Poniedziałek, 25 maja 2020
Kochani,
Swoim wniebowstąpieniem Jezus potwierdza, że niebo to miejsce, gdzie przebywa Bóg. Czekając na niebo możemy się zatrzymać na oczekiwaniu na coś, co dopiero ma nadejść, a co może będzie nagrodą za nasze dobre życie: wysiłki i trudy poniesione tu, na ziemi. Jednak Jezusa przypominał: „Królestwo Boże jest pośród was”. Naszym zadaniem jest nie tylko oczekiwać nieba u kresu naszego życia. Naszym pierwszym zadaniem jest przyczyniać się do tego, by niebo mogło być obecne już tu na ziemi. Ale jak?

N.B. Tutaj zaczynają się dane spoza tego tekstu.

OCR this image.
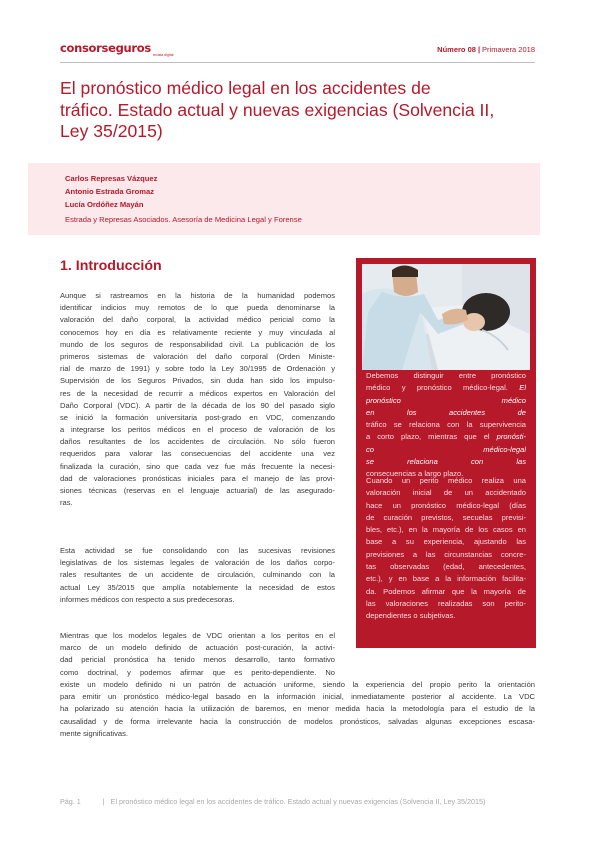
consorseguros revista digital
Número 08 | Primavera 2018
El pronóstico médico legal en los accidentes de
tráfico. Estado actual y nuevas exigencias (Solvencia II,
Ley 35/2015)
Carlos Represas Vázquez
Antonio Estrada Gromaz
Lucía Ordóñez Mayán
Estrada y Represas Asociados. Asesoría de Medicina Legal y Forense
1. Introducción
Aunque si rastreamos en la historia de la humanidad podemos
identificar indicios muy remotos de lo que pueda denominarse la
valoración del daño corporal, la actividad médico pericial como la
conocemos hoy en día es relativamente reciente y muy vinculada al
mundo de los seguros de responsabilidad civil. La publicación de los
primeros sistemas de valoración del daño corporal (Orden Ministe-
rial de marzo de 1991) y sobre todo la Ley 30/1995 de Ordenación y
Supervisión de los Seguros Privados, sin duda han sido los impulso-
res de la necesidad de recurrir a médicos expertos en Valoración del
Daño Corporal (VDC). A partir de la década de los 90 del pasado siglo
se inició la formación universitaria post-grado en VDC, comenzando
a integrarse los peritos médicos en el proceso de valoración de los
daños resultantes de los accidentes de circulación. No sólo fueron
requeridos para valorar las consecuencias del accidente una vez
finalizada la curación, sino que cada vez fue más frecuente la necesi-
dad de valoraciones pronósticas iniciales para el manejo de las provi-
siones técnicas (reservas en el lenguaje actuarial) de las asegurado-
ras.
Esta actividad se fue consolidando con las sucesivas revisiones
legislativas de los sistemas legales de valoración de los daños corpo-
rales resultantes de un accidente de circulación, culminando con la
actual Ley 35/2015 que amplía notablemente la necesidad de estos
informes médicos con respecto a sus predecesoras.
Mientras que los modelos legales de VDC orientan a los peritos en el
marco de un modelo definido de actuación post-curación, la activi-
dad pericial pronóstica ha tenido menos desarrollo, tanto formativo
como doctrinal, y podemos afirmar que es perito-dependiente. No
existe un modelo definido ni un patrón de actuación uniforme, siendo la experiencia del propio perito la orientación
para emitir un pronóstico médico-legal basado en la información inicial, inmediatamente posterior al accidente. La VDC
ha polarizado su atención hacia la utilización de baremos, en menor medida hacia la metodología para el estudio de la
causalidad y de forma irrelevante hacia la construcción de modelos pronósticos, salvadas algunas excepciones escasa-
mente significativas.
Debemos distinguir entre pronóstico
médico y pronóstico médico-legal. El
pronóstico médico
en los accidentes de
tráfico se relaciona con la supervivencia
a corto plazo, mientras que el pronósti-
co médico-legal
se relaciona con las
consecuencias a largo plazo.
Cuando un perito médico realiza una
valoración inicial de un accidentado
hace un pronóstico médico-legal (días
de curación previstos, secuelas previsi-
bles, etc.), en la mayoría de los casos en
base a su experiencia, ajustando las
previsiones a las circunstancias concre-
tas observadas (edad, antecedentes,
etc.), y en base a la información facilita-
da. Podemos afirmar que la mayoría de
las valoraciones realizadas son perito-
dependientes o subjetivas.
Pág. 1	| El pronóstico médico legal en los accidentes de tráfico. Estado actual y nuevas exigencias (Solvencia II, Ley 35/2015)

Przecież tyle tu zła, niesprawiedliwości, niepewności, przemijalności…
Ciekawe, że w opisie Wniebowstąpienia Ewangelista Mateusz zwraca uwagę na to, że gdy uczniowie ujrzeli Jezusa i oddali Mu pokłon to jednak niektórzy wątpili. Wątpienie uczniów i nasze wątpienie – tych, którzy Go widzą w Eucharystii – w znaku chleba i wina, w słowie, we wspólnocie wierzących. My także oddajemy Mu pokłon. A w sercu? Może gorycz, może rozczarowanie, może cynizm? Czy mam coś dobrego by dać drugiemu człowiekowi? Po co się wysilać, tyle razy już próbowałem i tyle razy rozczarowałem się drugim człowiekiem, może nawet spotkała mnie niewdzięczność czy inna forma bólu…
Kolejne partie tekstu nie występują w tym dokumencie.